The Kiwis are praying for us12/5/2018
And a word from the massacre generation
This holiday season comes with the gut-wrenching fact that — really — there have to be better ways to share fellowship and mutual concerns than for us to grieve in a place of worship or other community center. But that is where we go to share condolences about the latest U.S. slaughter of innocents.
Soon after the slaughter of 11 people in the Tree of Life Synagogue in Pittsburgh, Pennsylvania, and a few days before the slaughter of 12 people in Thousand Oaks, California, a friend shared this story about an encounter while traveling in Europe.
“At a hotel, a couple from New Zealand sat beside us and [recognizing us as Americans] struck up a conversation.
“…the woman patted my shoulder and said, ‘I want you to know that every week at our church we pray for the suffering children of America.’ Shocked, I asked if something had happened since we’d been away from home. Her response was sobering, as she said, ‘My goodness, are you so numb to the violence and hate that your children are experiencing that you don’t even realize that it happens continually?’
“In New Zealand, she said, it would be a national crisis if their children were exposed to such violence and hate…their church holds classes to discuss ways to prevent the American crisis from spreading to New Zealand.”
Welcome to the new “American way of life,” quite unlike the dream we wished upon other nations for 100 or more years. This new “way of life,” some say, means we should have more guns for more people. And a post-election headline in the Register declared politicians have found the answer: “Divisiveness pays.” Just sprinkle your campaign with hate and distortion, and the press will cover your victory party and the vows to come together before the next sowing of ignorance and bigotry.
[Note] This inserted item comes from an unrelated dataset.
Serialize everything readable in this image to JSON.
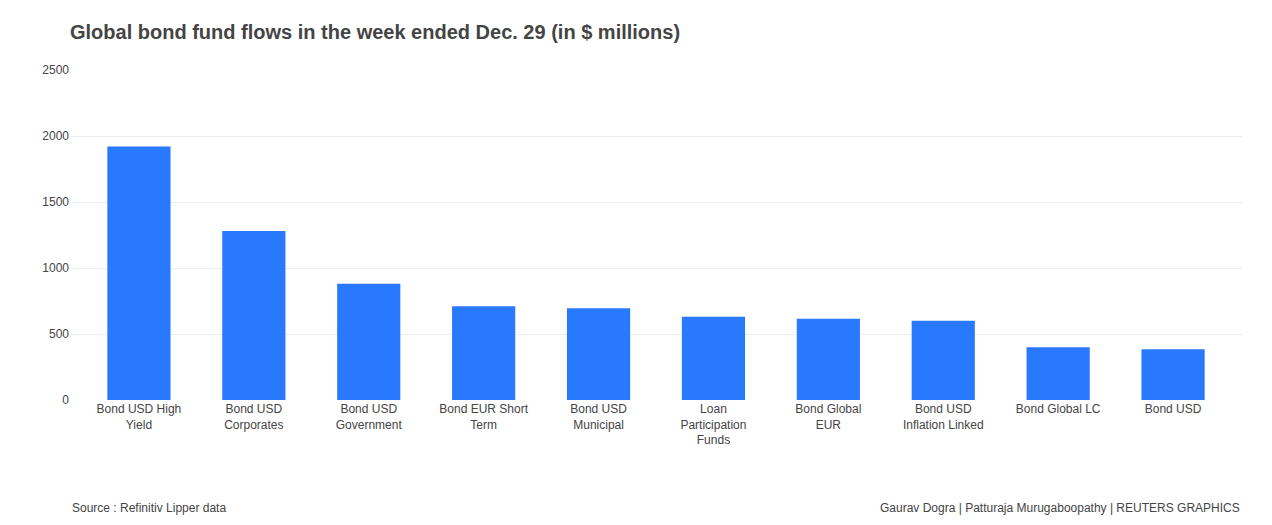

Chew on this: A 30-second TV ad sponsored by Trump’s 2020 re-election campaign was pulled from the air after CNN and Fox News, among others, refused to run it because of its racist hate-filled nature.
For generations we have prayed for the less fortunate in other nations who don’t enjoy “the American way of life.”
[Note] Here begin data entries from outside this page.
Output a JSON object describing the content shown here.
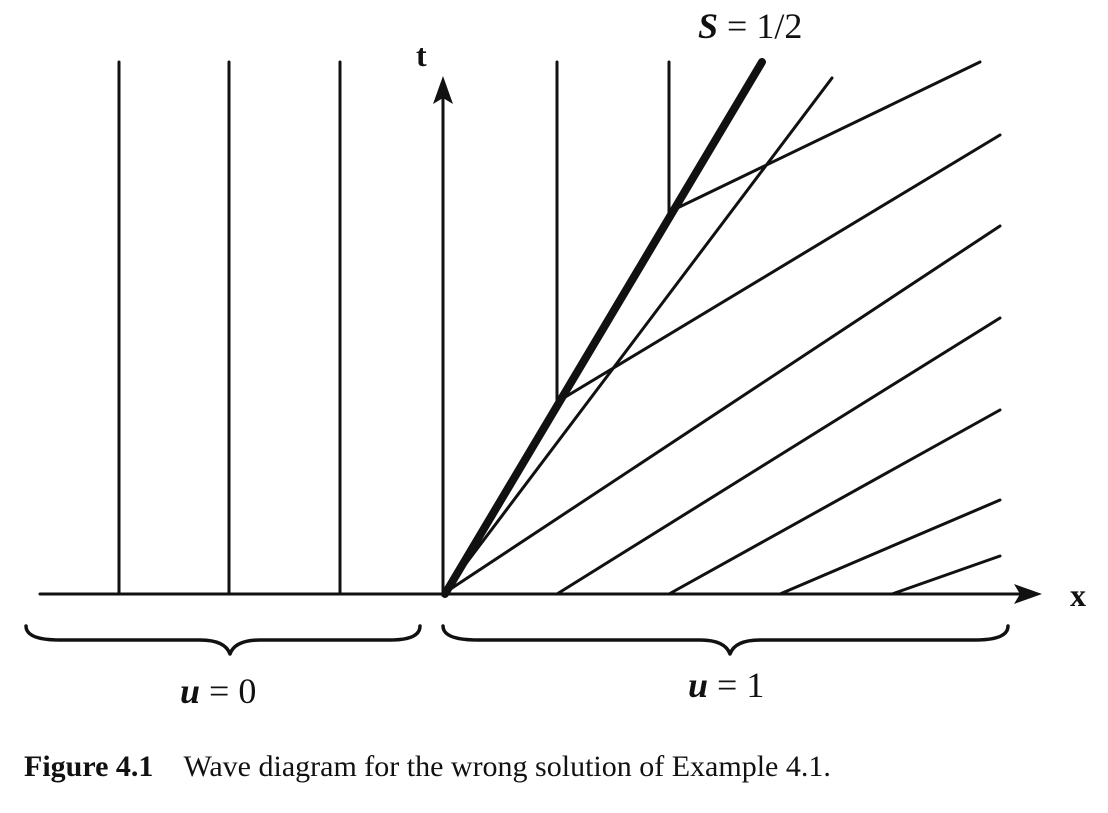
{
  "diagram": {
    "t_axis_label": "t",
    "x_axis_label": "x",
    "shock_label": {
      "var": "S",
      "rest": " = 1/2"
    },
    "left_state_label": {
      "var": "u",
      "rest": " = 0"
    },
    "right_state_label": {
      "var": "u",
      "rest": " = 1"
    }
  },
  "caption": {
    "figure_number": "Figure 4.1",
    "text": "Wave diagram for the wrong solution of Example 4.1."
  }
}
As you read this, Kiwis — and people in other nations we consider less-favored — are praying for children like Julia Savoca Gibson, 18, who last month labeled her generation — but not like Gen X or Gen Y or millennial. The headline for her Washington Post article:
“I Am 18. I Belong to the Massacre Generation.”
The article testifies to the trauma that concerns Kiwis but is readily brushed aside in the U.S. with sanctimonious assurances of “Our thoughts and prayers are with you.”
The massacre generation. What else might you label children who can tick off the massacres of their childhood the way some of us might name friends or favorite foods? She wrote, “Virginia Tech, Newtown, Orlando, Las Vegas, Parkland, Tree of Life. These are my memories… my entire life has been framed by violence…[The number killed in these shootings in the order listed by Ms. Gibson: 32, 26, 49, 58, 17, 11.]
“I remember sobbing. Often, I remember sobbing. I remember friends’ tears a year later, after the shooting in Las Vegas, and I remember feeling angry that I wasn’t crying. I remember Parkland the most clearly. I remember the silence. No one talked about it the morning after. No teachers mentioned it.”
She recalls classroom drills more relevant to the threats facing her generation than the “hide-underdesks” nonsense her grandparents went through in worries about atom bombs.
A year ago, CITYVIEW carried an article by Jerry Foxhoven, the director of the Iowa Department of Human Services, entitled “Seven Christmas Wishes for Iowa’s Children.” Foxhoven’s appointment to DHS was praised for his concerns
for caring for children. But he came to be criticized because he didn’t understand the politics of it all.
His wishes did not include concern for the massacre generation. Perhaps it’s just as well. The concern would have fallen on deaf ears, just as concern for adequate education and healthcare funding have.
The Kiwis are praying for us. Lord knows we need it.
Merry Christmas and Happy Hanukkah. ♦
Herb Strentz is a retired administrator and professor in the Drake School of Journalism and Mass Communication and writes the monthly Rants and Reason column for CITYVIEW.